Today not only can you find the love of your life online—now you can also divorce them.
The pleasure is courtesy of a San Francisco based startup, Wevorce, which wants to make it easier and less painful to get divorced. It's a huge market: Every 13 seconds, someone is filing divorce in this country, says CEO and co-founder Michelle Crosby.
"I believe that when we tend to celebrate a coupling, we are demonizing the uncoupling," she says. "When you have children together, you can let go of husband and wife and still remain mom and dad with respect and integrity."
Crosby is no stranger to divorce. She first experienced the process when she was nine years old. "In the '80s my parents had one of those War of the Roses divorces that ultimately led, by the time I was nine, to one of their lawyers deciding it would be a good idea to place me on the stand. At nine years old I still have this very vivid memory of one of their lawyers walking up to me and asking, 'If you were stranded on a desert island, which island would you choose? Which parent would you choose to live with?'"

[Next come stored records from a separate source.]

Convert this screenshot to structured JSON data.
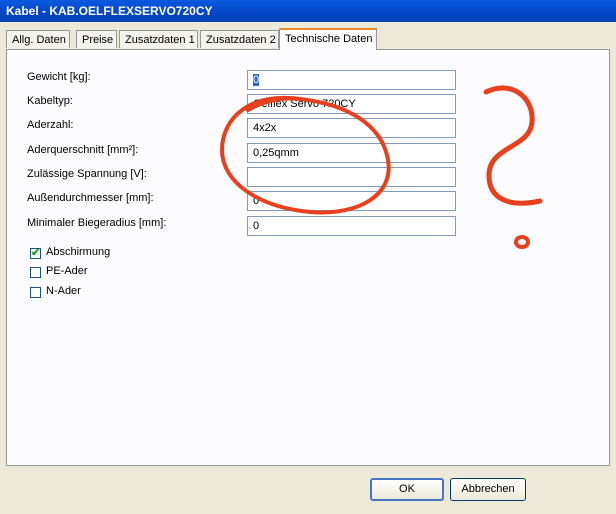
{
  "window": {
    "title": "Kabel - KAB.OELFLEXSERVO720CY"
  },
  "tabs": [
    {
      "label": "Allg. Daten"
    },
    {
      "label": "Preise"
    },
    {
      "label": "Zusatzdaten 1"
    },
    {
      "label": "Zusatzdaten 2"
    },
    {
      "label": "Technische Daten"
    }
  ],
  "fields": {
    "gewicht": {
      "label": "Gewicht [kg]:",
      "value": "0"
    },
    "kabeltyp": {
      "label": "Kabeltyp:",
      "value": "Oelflex Servo 720CY"
    },
    "aderzahl": {
      "label": "Aderzahl:",
      "value": "4x2x"
    },
    "aderquerschnitt": {
      "label": "Aderquerschnitt [mm²]:",
      "value": "0,25qmm"
    },
    "spannung": {
      "label": "Zulässige Spannung [V]:",
      "value": ""
    },
    "aussendurchmesser": {
      "label": "Außendurchmesser [mm]:",
      "value": "0"
    },
    "biegeradius": {
      "label": "Minimaler Biegeradius [mm]:",
      "value": "0"
    }
  },
  "checkboxes": [
    {
      "label": "Abschirmung",
      "checked": true
    },
    {
      "label": "PE-Ader",
      "checked": false
    },
    {
      "label": "N-Ader",
      "checked": false
    }
  ],
  "buttons": {
    "ok": "OK",
    "cancel": "Abbrechen"
  },
  "annotation": {
    "symbol": "question-mark",
    "color": "#e8401c"
  }
}
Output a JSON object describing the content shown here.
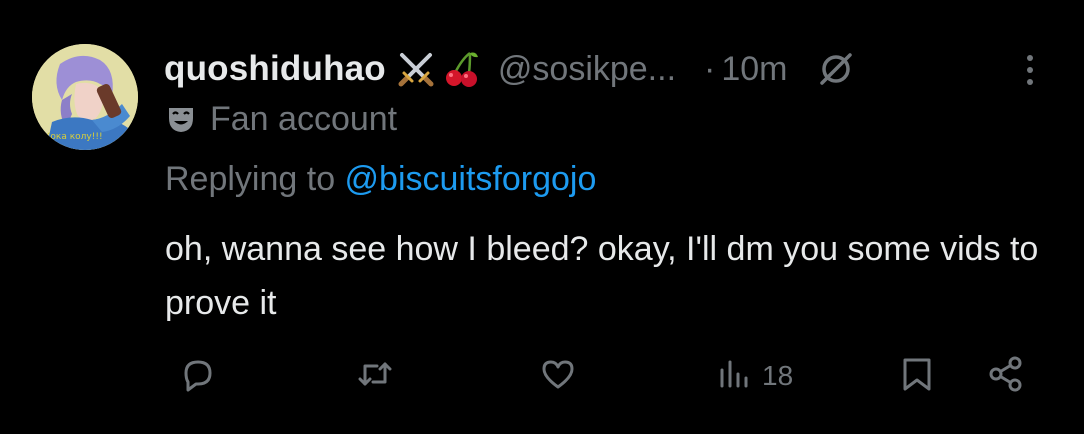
{
  "tweet": {
    "display_name": "quoshiduhao",
    "name_emojis": [
      "crossed-swords-icon",
      "cherries-icon"
    ],
    "handle": "@sosikpe...",
    "separator": "·",
    "time": "10m",
    "label_icon": "theater-masks-icon",
    "label": "Fan account",
    "replying_prefix": "Replying to ",
    "replying_to": "@biscuitsforgojo",
    "text": "oh, wanna see how I bleed? okay, I'll dm you some vids to prove it",
    "avatar_caption": "Кока колу!!!"
  },
  "actions": {
    "reply_icon": "reply-icon",
    "retweet_icon": "retweet-icon",
    "like_icon": "like-icon",
    "views_icon": "views-icon",
    "views_count": "18",
    "bookmark_icon": "bookmark-icon",
    "share_icon": "share-icon"
  },
  "colors": {
    "background": "#000000",
    "primary_text": "#e7e9ea",
    "secondary_text": "#71767b",
    "link": "#1d9bf0"
  }
}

Michelle later in life worked as a lawyer before making the jump to the startup world with Wevorce.
Today, Michelle runs Wevorce with her ex-husband, Mark Michaud as COO. After 10 years of marriage, they split, but by reflecting on the process they went through, they realized that divorce doesn't have to be as painful, complicated, and costly as it is for most Americans. "The average cost of a divorce in this country is $27,000. The average cost of Wevorce is $10,000," according to Crosby.
By combining software that couples can use at home, and mediation with a lawyer at locations that Wevorce has set up across the West Coast, each client is presented with all the information they need in a clear and concise process. Crosby and Michaud also make sure that they call attention to the psychological weight of the situation.
"You don’t begin a marriage by walking through a metal detector with two lawyers. Nor do I believe that you should end a marriage that way." says Crosby. Today, Wevorce has worked with over 100 families and kept all but one out of the court room.